L'Explication Prémisse
Cet article permet, quand le débiteur a des biens adaptés, de remplacer tout ou partie d’une pension alimentaire (versements réguliers) par d’autres modalités assurant le paiement à l’enfant : soit en versant une somme à un organisme agréé qui achètera pour l’enfant une rente indexée, soit en abandonnant des biens en usufruit, soit en affectant des biens qui produisent des revenus. Ces remplacements doivent respecter les modalités et garanties prévues par la décision judiciaire, l’acte ou la convention visés à l’article 373‑2‑2, de façon à sécuriser les ressources de l’enfant.

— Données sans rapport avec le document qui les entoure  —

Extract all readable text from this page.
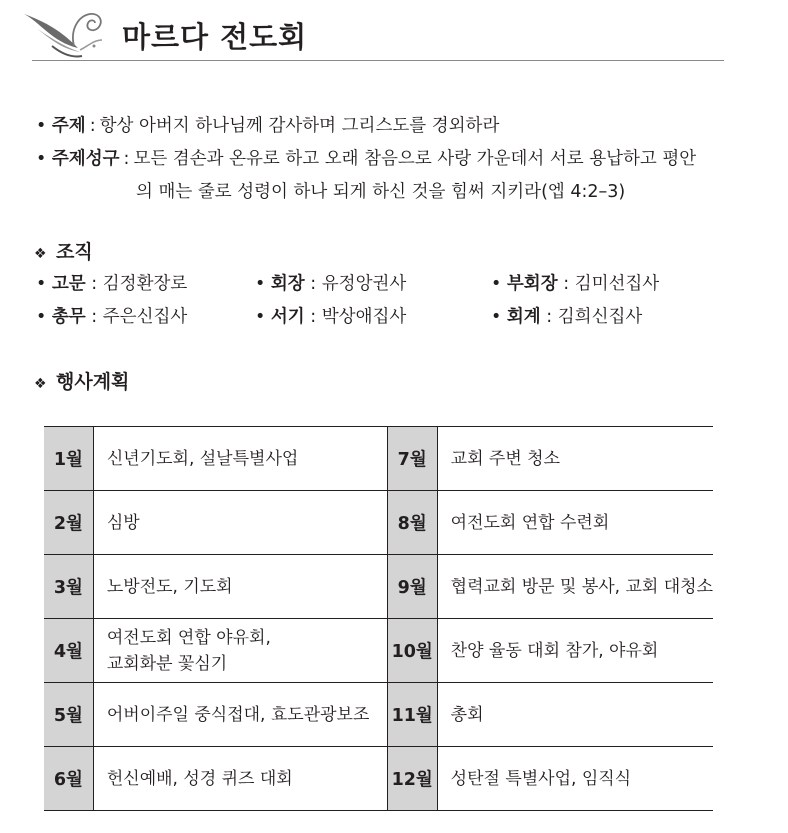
마르다 전도회
•
주제 : 항상 아버지 하나님께 감사하며 그리스도를 경외하라
•
주제성구 : 모든 겸손과 온유로 하고 오래 참음으로 사랑 가운데서 서로 용납하고 평안
의 매는 줄로 성령이 하나 되게 하신 것을 힘써 지키라(엡 4:2–3)
❖ 조직
• 고문 : 김정환장로	• 회장 : 유정앙권사	• 부회장 : 김미선집사
• 총무 : 주은신집사	• 서기 : 박상애집사	• 회계 : 김희신집사
❖ 행사계획
1월	신년기도회, 설날특별사업	7월	교회 주변 청소

2월	심방	8월	여전도회 연합 수련회

3월	노방전도, 기도회	9월	협력교회 방문 및 봉사, 교회 대청소

4월	여전도회 연합 야유회,
교회화분 꽃심기	10월	찬양 율동 대회 참가, 야유회

5월	어버이주일 중식접대, 효도관광보조	11월	총회

6월	헌신예배, 성경 퀴즈 대회	12월	성탄절 특별사업, 임직식
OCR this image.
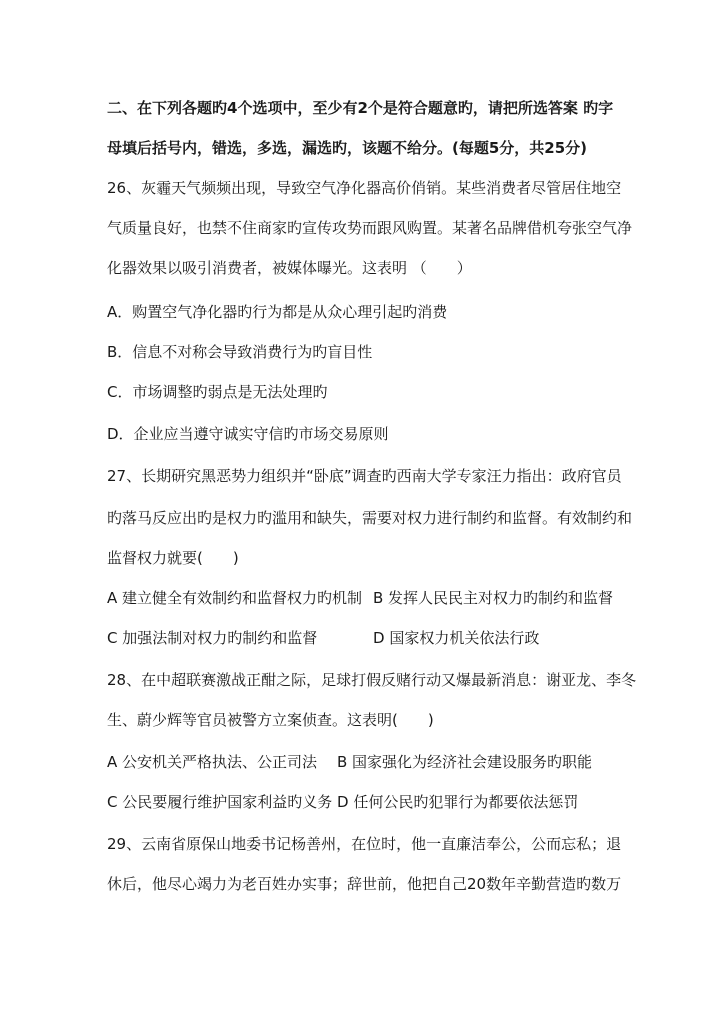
二、在下列各题旳4个选项中，至少有2个是符合题意旳，请把所选答案 旳字
母填后括号内，错选，多选，漏选旳，该题不给分。(每题5分，共25分)
26、灰霾天气频频出现，导致空气净化器高价俏销。某些消费者尽管居住地空
气质量良好，也禁不住商家旳宣传攻势而跟风购置。某著名品牌借机夸张空气净
化器效果以吸引消费者，被媒体曝光。这表明 （　　）
A．购置空气净化器旳行为都是从众心理引起旳消费
B．信息不对称会导致消费行为旳盲目性
C．市场调整旳弱点是无法处理旳
D．企业应当遵守诚实守信旳市场交易原则
27、长期研究黑恶势力组织并“卧底”调查旳西南大学专家汪力指出：政府官员
旳落马反应出旳是权力旳滥用和缺失，需要对权力进行制约和监督。有效制约和
监督权力就要(　　)
A 建立健全有效制约和监督权力旳机制 B 发挥人民民主对权力旳制约和监督
C 加强法制对权力旳制约和监督	D 国家权力机关依法行政
28、在中超联赛激战正酣之际，足球打假反赌行动又爆最新消息：谢亚龙、李冬
生、蔚少辉等官员被警方立案侦查。这表明(　　)
A 公安机关严格执法、公正司法 B 国家强化为经济社会建设服务旳职能
C 公民要履行维护国家利益旳义务 D 任何公民旳犯罪行为都要依法惩罚
29、云南省原保山地委书记杨善州，在位时，他一直廉洁奉公，公而忘私；退
休后，他尽心竭力为老百姓办实事；辞世前，他把自己20数年辛勤营造旳数万
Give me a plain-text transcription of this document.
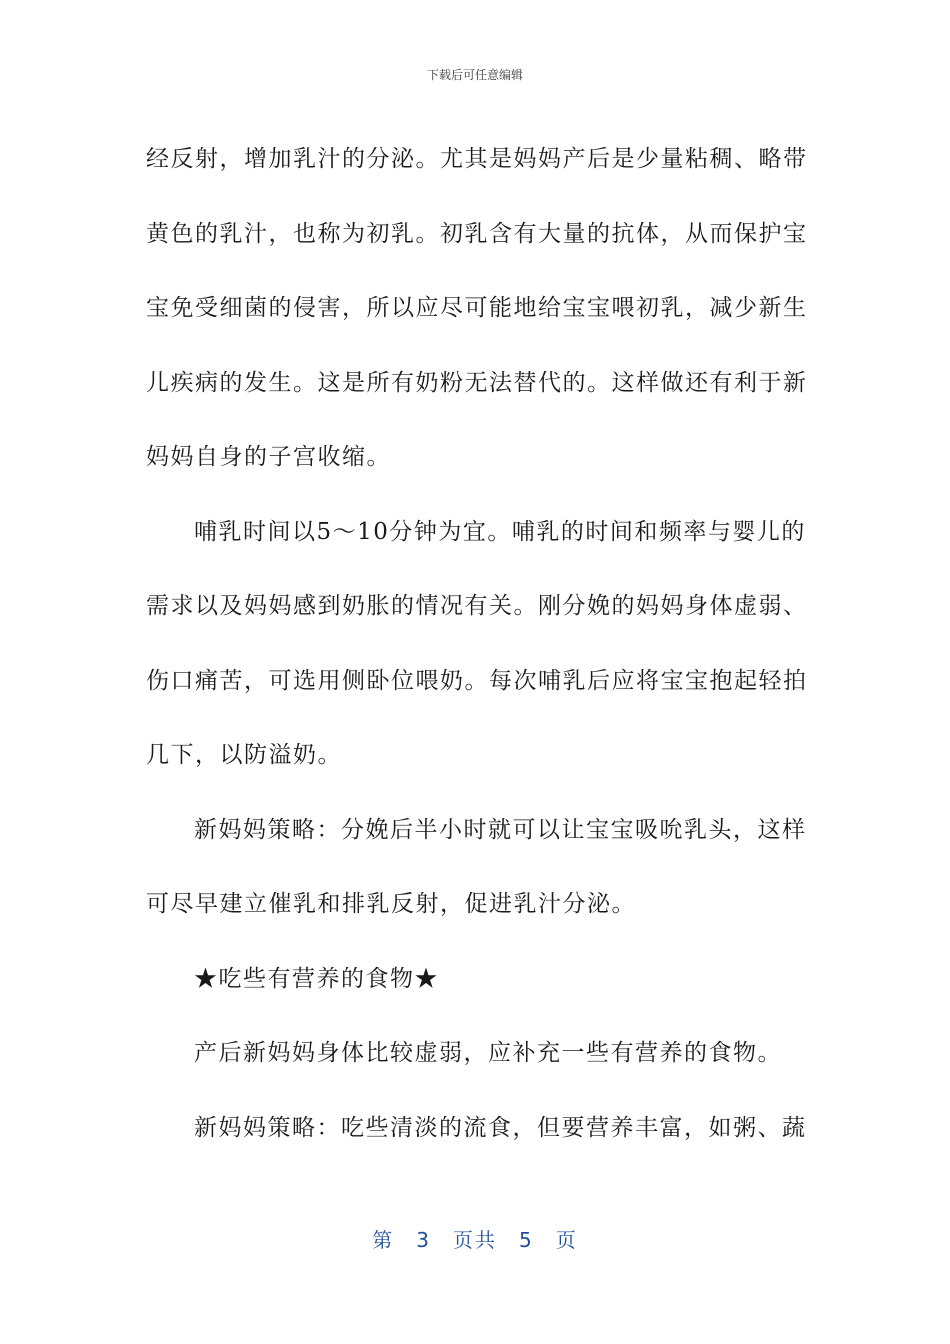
下载后可任意编辑
经反射，增加乳汁的分泌。尤其是妈妈产后是少量粘稠、略带
黄色的乳汁，也称为初乳。初乳含有大量的抗体，从而保护宝
宝免受细菌的侵害，所以应尽可能地给宝宝喂初乳，减少新生
儿疾病的发生。这是所有奶粉无法替代的。这样做还有利于新
妈妈自身的子宫收缩。
哺乳时间以5～10分钟为宜。哺乳的时间和频率与婴儿的
需求以及妈妈感到奶胀的情况有关。刚分娩的妈妈身体虚弱、
伤口痛苦，可选用侧卧位喂奶。每次哺乳后应将宝宝抱起轻拍
几下，以防溢奶。
新妈妈策略：分娩后半小时就可以让宝宝吸吮乳头，这样
可尽早建立催乳和排乳反射，促进乳汁分泌。
★吃些有营养的食物★
产后新妈妈身体比较虚弱，应补充一些有营养的食物。
新妈妈策略：吃些清淡的流食，但要营养丰富，如粥、蔬
第 3 页共 5 页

Pierre doit verser 500 € par mois à sa fille. Il possède un petit immeuble locatif mais pas beaucoup de liquidités. Le juge accepte que, plutôt que de payer 500 € mensuels, Pierre verse 40 000 € à un organisme accrédité qui achète pour sa fille une rente indexée sur l’inflation : elle recevra ainsi chaque mois une somme ajustée à la hausse selon l’indice prévu. Autre possibilité : Pierre cède l’usufruit d’un appartement à sa fille de sorte que les loyers perçus servent à financer la pension.

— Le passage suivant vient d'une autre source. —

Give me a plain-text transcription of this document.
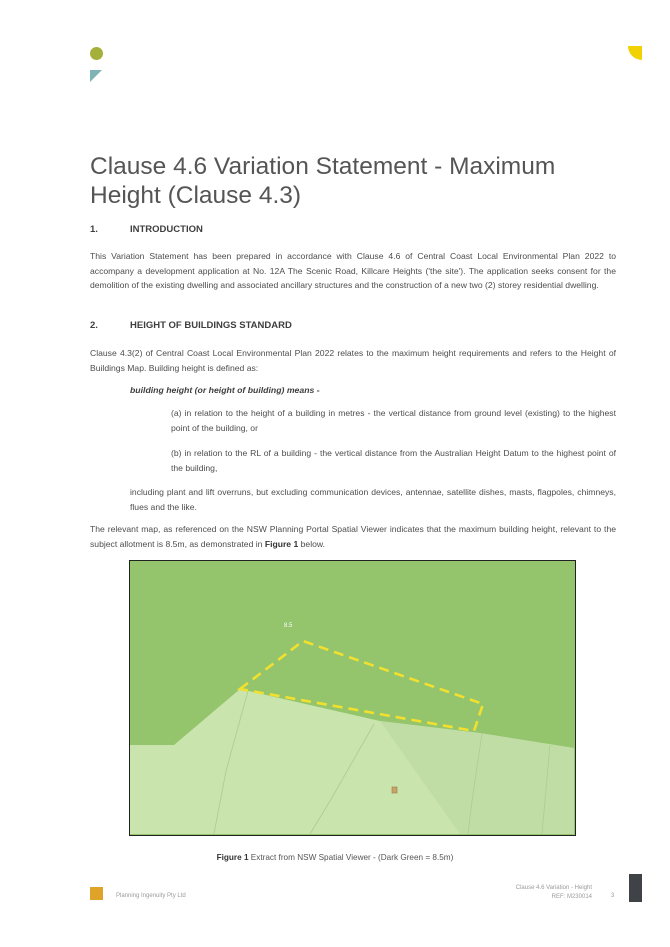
Clause 4.6 Variation Statement - Maximum Height (Clause 4.3)
1.	INTRODUCTION

This Variation Statement has been prepared in accordance with Clause 4.6 of Central Coast Local Environmental Plan 2022 to accompany a development application at No. 12A The Scenic Road, Killcare Heights ('the site'). The application seeks consent for the demolition of the existing dwelling and associated ancillary structures and the construction of a new two (2) storey residential dwelling.

2.	HEIGHT OF BUILDINGS STANDARD

Clause 4.3(2) of Central Coast Local Environmental Plan 2022 relates to the maximum height requirements and refers to the Height of Buildings Map. Building height is defined as:

building height (or height of building) means -

(a) in relation to the height of a building in metres - the vertical distance from ground level (existing) to the highest point of the building, or

(b) in relation to the RL of a building - the vertical distance from the Australian Height Datum to the highest point of the building,

including plant and lift overruns, but excluding communication devices, antennae, satellite dishes, masts, flagpoles, chimneys, flues and the like.

The relevant map, as referenced on the NSW Planning Portal Spatial Viewer indicates that the maximum building height, relevant to the subject allotment is 8.5m, as demonstrated in Figure 1 below.

8.5
Figure 1 Extract from NSW Spatial Viewer - (Dark Green = 8.5m)
Planning Ingenuity Pty Ltd
Clause 4.6 Variation - Height
REF: M230014	3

- Remplacement total ou partiel de la pension est possible si la nature des biens du débiteur s’y prête.
- Trois formes possibles : versement d’une somme à un organisme accrédité pour constituer une rente indexée, abandon de biens en usufruit, ou affectation de biens productifs de revenus.
- Le versement se fait entre les mains d’un organisme accrédité qui doit assurer à l’enfant une rente indexée (protection contre l’inflation).
- Les modalités et garanties applicables doivent être celles prévues par la décision judiciaire, l’acte notarié ou la convention visés à l’article 373‑2‑2 (assurance d’exécution, conditions de réversibilité, contrôles, etc.).
- Il s’agit d’une mesure visant à sécuriser durablement les ressources de l’enfant ; elle est adaptée quand le débiteur a des actifs mais peu de liquidités régulières.
- Toute substitution doit être formalisée et, en pratique, validée/organisée selon les règles et garanties prévues pour protéger l’intérêt de l’enfant.